Mutations in the glucocerebrosidase (GBA) gene cause Gaucher disease (GD). The aim of this study was to characterise the GBA mutations and analyze genotype/phenotype relationships in 193 unrelated patients from the Spanish GD Registry. We have identified 98.7% of the mutated GBA alleles, finding 56 different GBA mutations and 66 genotypes causing GD in Spain: 47 previously described mutations and 9 novel mutations (4 missense R395C, R463H, W312R and V398I, 1 nonsense R359X, 4 frameshift c.708delC, c.1214-1215delGC, c.1439-1445del7 and c.42-65del24). The most prevalent mutations were N370S and L444P, accounting for 68.7% of the mutated alleles. A wide phenotypic difference was observed within each genotypic group, and 9% of diagnosed type 1 patients developed neurological involvement including parkisonism, tremor, hypoacusia and eye movements. All of these findings indicate that there is a significant genotypic heterogeneity that explains the huge phenotypic variation among Spanish GD patients.
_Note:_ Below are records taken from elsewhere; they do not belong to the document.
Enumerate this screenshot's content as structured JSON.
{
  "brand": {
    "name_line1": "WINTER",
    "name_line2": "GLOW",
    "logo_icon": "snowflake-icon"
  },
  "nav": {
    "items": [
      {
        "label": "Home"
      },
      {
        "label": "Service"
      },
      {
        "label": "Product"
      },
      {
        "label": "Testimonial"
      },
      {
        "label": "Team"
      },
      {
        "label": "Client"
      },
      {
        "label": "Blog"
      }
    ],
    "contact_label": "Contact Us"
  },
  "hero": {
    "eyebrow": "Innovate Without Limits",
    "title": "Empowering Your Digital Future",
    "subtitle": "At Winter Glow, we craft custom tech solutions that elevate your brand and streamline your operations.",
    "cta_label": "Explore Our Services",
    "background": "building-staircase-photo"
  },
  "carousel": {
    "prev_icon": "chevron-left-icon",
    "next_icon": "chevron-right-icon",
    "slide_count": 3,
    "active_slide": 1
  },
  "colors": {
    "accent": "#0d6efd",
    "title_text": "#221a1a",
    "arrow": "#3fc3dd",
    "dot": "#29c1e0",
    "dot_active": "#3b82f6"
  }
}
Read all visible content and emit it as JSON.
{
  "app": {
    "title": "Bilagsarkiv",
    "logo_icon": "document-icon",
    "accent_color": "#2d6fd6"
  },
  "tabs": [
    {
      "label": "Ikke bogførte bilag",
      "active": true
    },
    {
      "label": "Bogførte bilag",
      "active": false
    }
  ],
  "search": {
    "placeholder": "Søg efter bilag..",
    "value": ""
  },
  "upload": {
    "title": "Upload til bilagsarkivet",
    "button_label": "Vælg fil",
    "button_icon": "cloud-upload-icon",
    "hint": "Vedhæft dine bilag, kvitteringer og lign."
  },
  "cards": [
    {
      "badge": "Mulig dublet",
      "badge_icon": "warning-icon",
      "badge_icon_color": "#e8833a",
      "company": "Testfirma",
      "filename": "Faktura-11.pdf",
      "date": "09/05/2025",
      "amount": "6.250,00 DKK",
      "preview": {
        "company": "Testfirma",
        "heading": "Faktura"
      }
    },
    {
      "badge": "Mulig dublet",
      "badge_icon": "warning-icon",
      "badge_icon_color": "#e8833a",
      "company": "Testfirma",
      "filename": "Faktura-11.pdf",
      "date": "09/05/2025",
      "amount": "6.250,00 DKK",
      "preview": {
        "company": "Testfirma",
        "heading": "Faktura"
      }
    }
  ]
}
葡萄糖脑苷脂酶(GBA)基因突变会导致戈谢病(GD)。本研究的目的是对193名来自西班牙戈谢病登记处的非亲属患者的GBA突变进行特征分析,并分析基因型/表型关系。我们已鉴定出98.7%的GBA突变等位基因,在西班牙发现了56种不同的GBA突变和66种导致戈谢病的基因型:47种先前已描述的突变和9种新突变(4种错义突变R395C、R463H、W312R和V398I,1种无义突变R359X,4种移码突变c.708delC、c.1214 - 1215delGC、c.1439 - 1445del7和c.42 - 65del24)。最常见的突变是N370S和L444P,占突变等位基因的68.7%。在每个基因型组中都观察到了广泛的表型差异,9%被诊断为1型的患者出现了神经受累,包括帕金森综合征、震颤、听力减退和眼球运动异常。所有这些发现表明存在显著的基因型异质性,这解释了西班牙戈谢病患者之间巨大的表型差异。